Y acá está la parte que duele. La UNESCO clasifica al socotrí como una lengua severamente amenazada. La hablan alrededor de 100,000 personas, lo cual puede sonar a mucho, pero el contacto cada vez mayor con el árabe, la escuela, los medios y el mundo moderno la está empujando hacia los márgenes. Cada anciano que muere sin transmitir sus historias se lleva un pedazo de algo que tardó miles de años en formarse y que no se puede recuperar. Por suerte, no todo es pérdida. En la última década, lingüistas como Vitali Naumkin y Leonid Kogan, junto con narradores socotríes, ancianos y jefes tribales, se pusieron a grabar y transcribir esas historias y compilaron un corpus de literatura oral publicado en varios volúmenes. Hubo proyectos para proteger el folklore y hasta talleres apoyados por la UNESCO para crear una forma unificada de escribir la lengua. Es una carrera contra el tiempo, pero al menos alguien está corriendo.

Y me parece importante decir esto. Los socotríes no son una curiosidad exótica que acompaña a los árboles raros en las fotos. Son un pueblo con una cultura propia y profunda que ha cuidado esta isla durante generaciones. De hecho, buena parte de la razón por la que la naturaleza de Socotra sobrevivió tanto tiempo es porque ellos vivieron en equilibrio con ella.

¿Y cómo está Socotra hoy? Acá la historia se vuelve otra vez complicada. Yemen, el país al que pertenece la isla, lleva años sumido en una guerra civil devastadora y eso alcanzó incluso a este rincón apartado del océano. Desde 2016, los Emiratos Árabes Unidos empezaron a establecer presencia en Sócotra, aprovechando en parte la necesidad de ayuda de la población tras unos ciclones terribles. La posición estratégica que portugueses y británicos persiguieron sin éxito durante siglos volvió a ponerla en la mira. En 2020, una isla que prácticamente no había conocido conflictos armados en su historia moderna, vio como su capital, Hadibo, se convertía en escenario de tensiones militares. Y la naturaleza tampoco está a salvo. Los árboles de sangre de dragón están en declive, el sobrepastoreo, los ciclones cada vez más fuertes y los cambios en los patrones de niebla amenazan a estos sobrevivientes de otra era. La isla que desafió a la ciencia hoy enfrenta desafíos que la ciencia por sí sola no puede resolver.

¿Te acuerdas de las tres rarezas que vimos al principio en el mapa? Es hora de cerrar el círculo. Volvamos al Google Earth. Esos árboles con forma de paraguas, la sangre de dragón, ya lo sabes, son reliquias vivientes de una isla que se desprendió de un continente y evolucionó en soledad durante millones de años con la copa diseñada para beberse la niebla.

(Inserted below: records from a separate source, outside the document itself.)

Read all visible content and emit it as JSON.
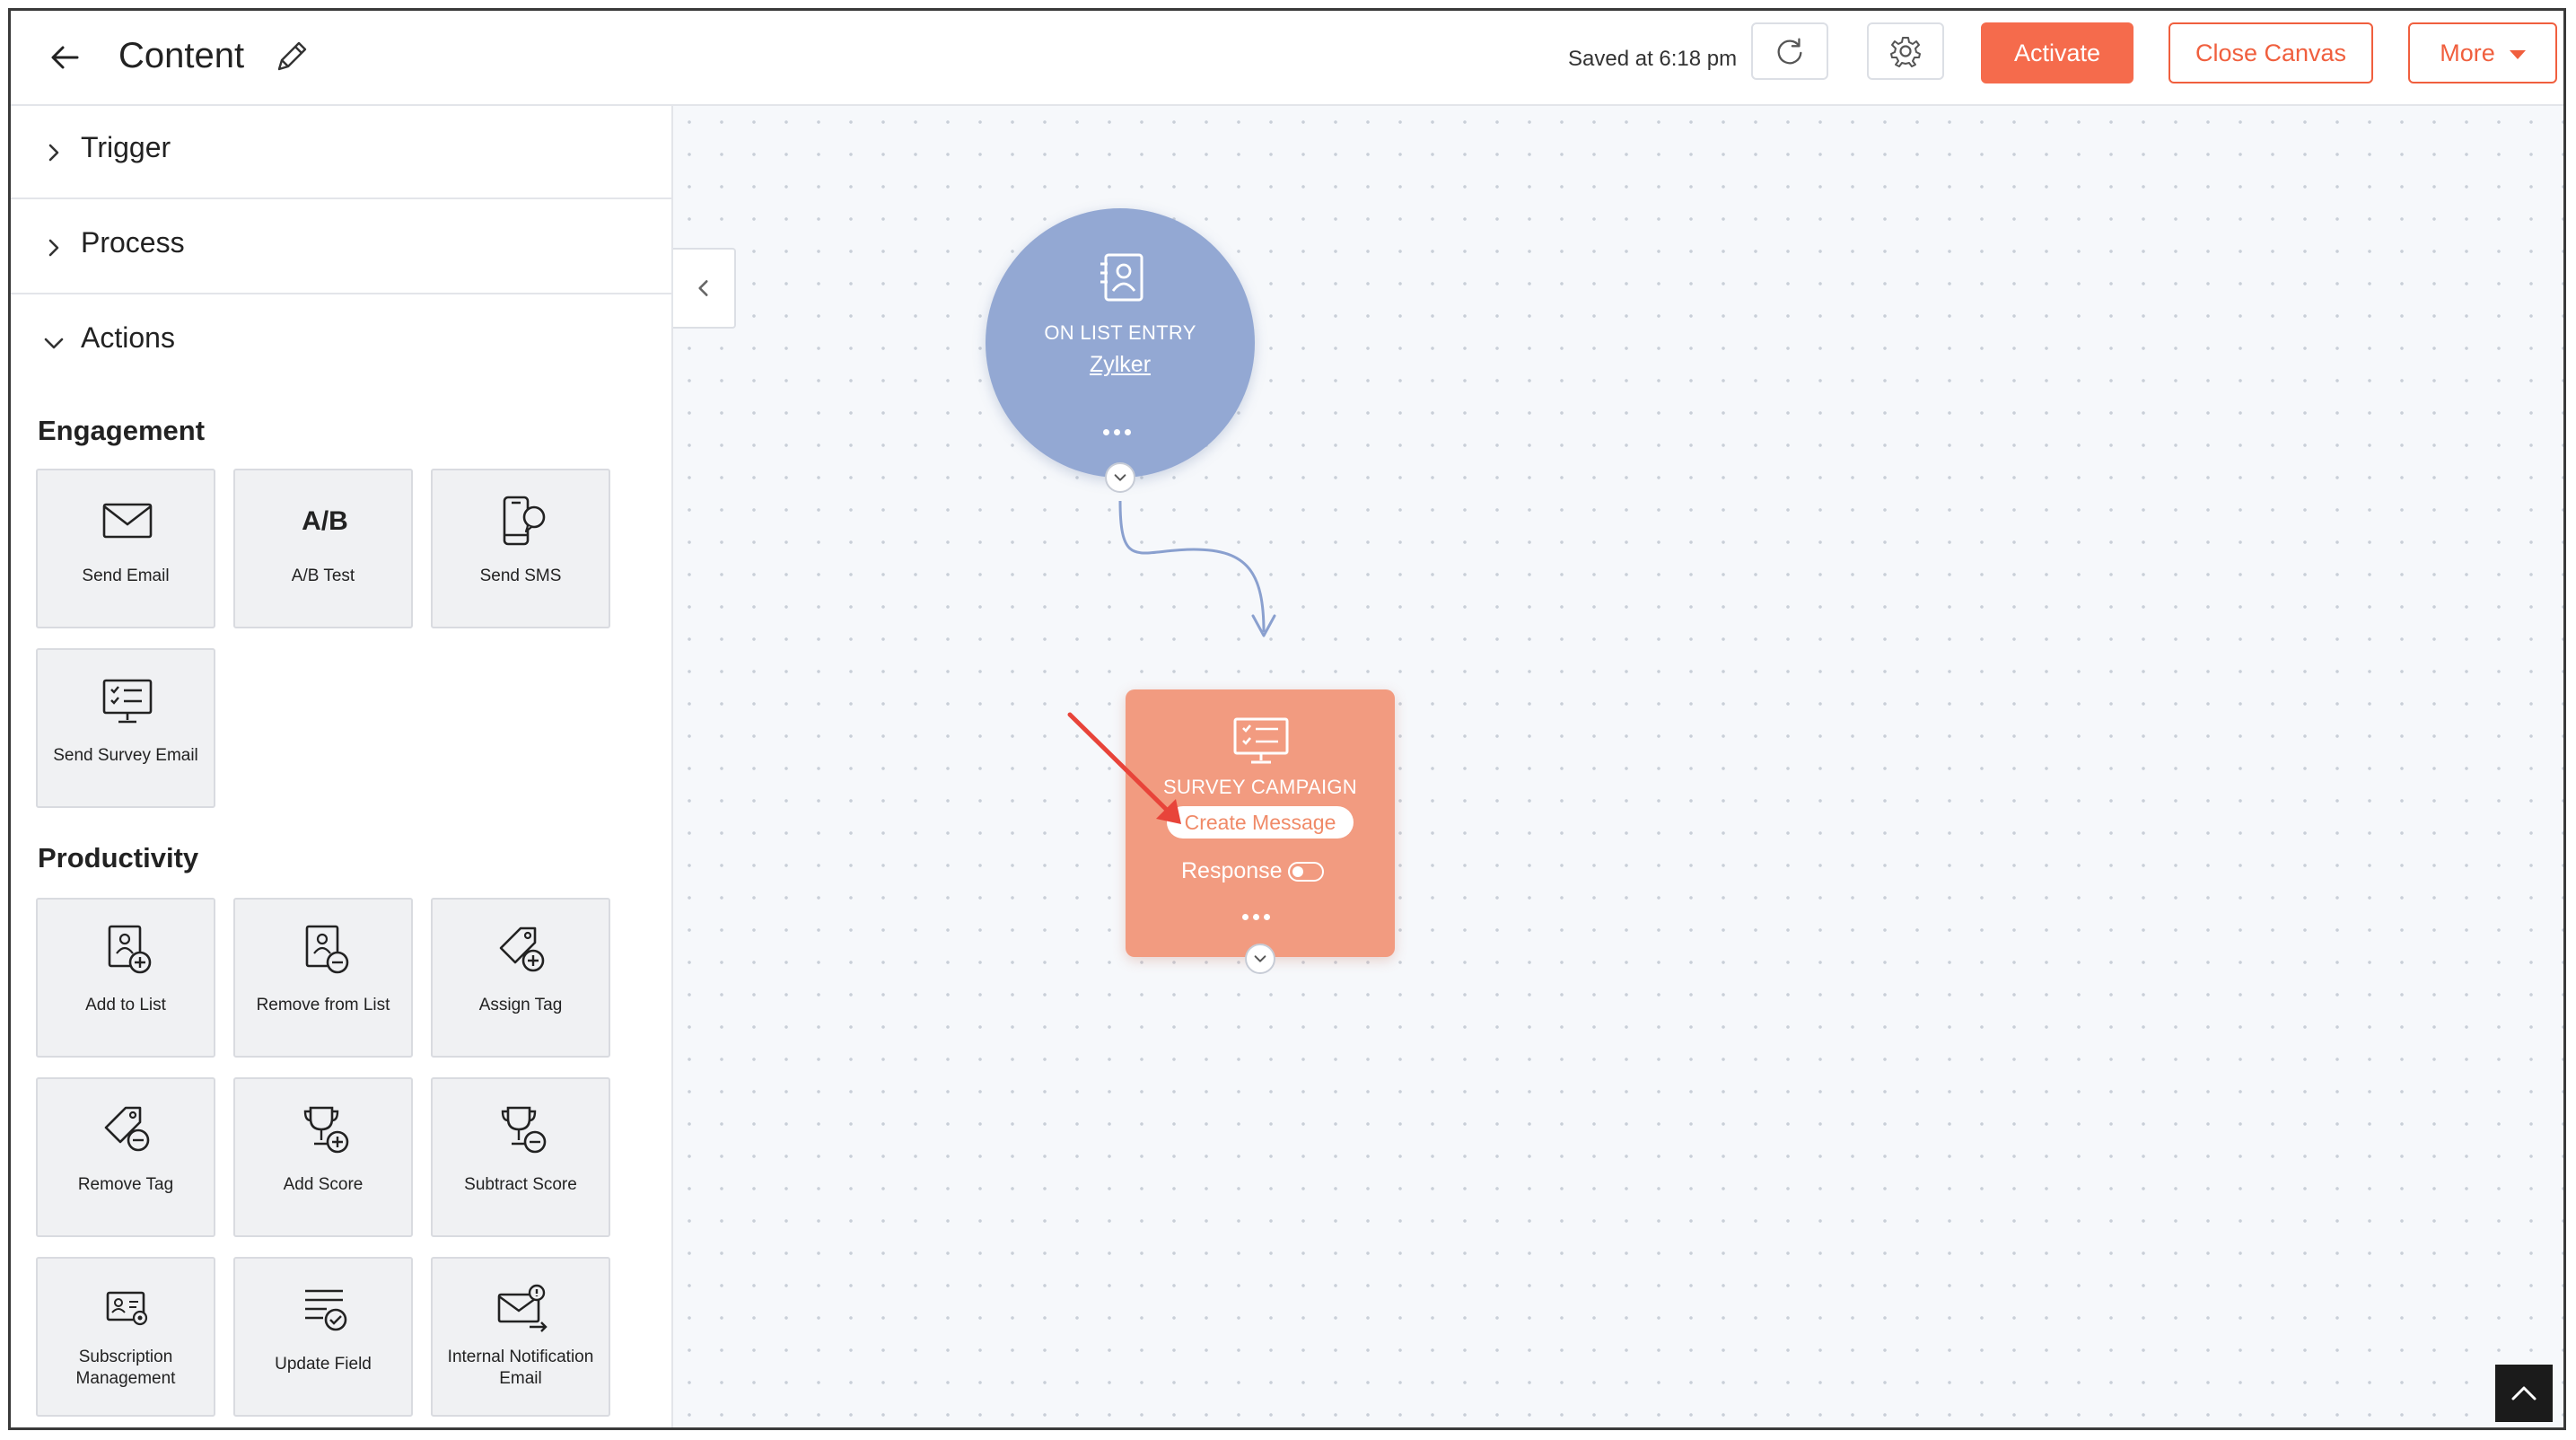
{
  "header": {
    "title": "Content",
    "saved_text": "Saved at 6:18 pm",
    "activate_label": "Activate",
    "close_canvas_label": "Close Canvas",
    "more_label": "More"
  },
  "sidebar": {
    "accordions": [
      {
        "label": "Trigger",
        "expanded": false
      },
      {
        "label": "Process",
        "expanded": false
      },
      {
        "label": "Actions",
        "expanded": true
      }
    ],
    "sections": {
      "engagement": {
        "title": "Engagement",
        "tiles": [
          {
            "label": "Send Email",
            "icon": "envelope-icon"
          },
          {
            "label": "A/B Test",
            "icon": "ab-test-icon",
            "icon_text": "A/B"
          },
          {
            "label": "Send SMS",
            "icon": "phone-sms-icon"
          },
          {
            "label": "Send Survey Email",
            "icon": "survey-monitor-icon"
          }
        ]
      },
      "productivity": {
        "title": "Productivity",
        "tiles": [
          {
            "label": "Add to List",
            "icon": "add-to-list-icon"
          },
          {
            "label": "Remove from List",
            "icon": "remove-from-list-icon"
          },
          {
            "label": "Assign Tag",
            "icon": "assign-tag-icon"
          },
          {
            "label": "Remove Tag",
            "icon": "remove-tag-icon"
          },
          {
            "label": "Add Score",
            "icon": "add-score-icon"
          },
          {
            "label": "Subtract Score",
            "icon": "subtract-score-icon"
          },
          {
            "label": "Subscription Management",
            "icon": "subscription-icon"
          },
          {
            "label": "Update Field",
            "icon": "update-field-icon"
          },
          {
            "label": "Internal Notification Email",
            "icon": "notification-email-icon"
          }
        ]
      }
    }
  },
  "canvas": {
    "entry_node": {
      "type_label": "ON LIST ENTRY",
      "link_label": "Zylker",
      "color": "#93a8d3"
    },
    "survey_node": {
      "type_label": "SURVEY CAMPAIGN",
      "create_message_label": "Create Message",
      "response_label": "Response",
      "response_enabled": false,
      "color": "#f29b80"
    }
  },
  "colors": {
    "accent": "#f56b4c",
    "annotation_arrow": "#e8443a"
  }
}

La rosa del desierto y el árbol pepino con sus troncos hinchados son la misma respuesta a la misma pregunta. ¿Cómo guardar agua en un lugar donde casi nunca llueve? No son errores de la naturaleza, son sus mejores soluciones. Y esa lengua, esos sonidos extraños que nadie reconoce son la voz de un pueblo que llegó hace miles de años y que todavía resiste en una isla que el mundo entero quiso poseer y que nadie logró domar del todo.

Antes de terminar, un detalle que me encanta. Durante mucho tiempo, los relatos sobre Scotra estuvieron llenos de exageraciones. Cocodrilos gigantes, tortugas blancas y aves enormes capaces de levantar elefantes. Como el rock de las historias de Simbat, la isla era tan rara y tan lejana que la imaginación llenaba los huecos. Y honestamente lo entiendo porque Socotra es uno de esos lugares donde la realidad es lo bastante increíble como para no necesitar inventar nada. Así que la próxima vez que veas en el mapa ese punto alargado y solitario en medio del mar Arábigo, esa mancha árida que parece no tener nada, ya vas a saber la verdad. Que ahí abajo hay árboles que sangran de rojo, una cueva con 2,000 años de mensajes en cinco idiomas, una lengua que se aferra a la vida y un pueblo que sigue contando sus historias contra el viento. Un punto diminuto en el mapa, fácil de pasar por alto, con una historia muchísimo más grande de lo que aparenta. Y esa es la historia de Socotra, la isla que todavía hoy desafía a la ciencia.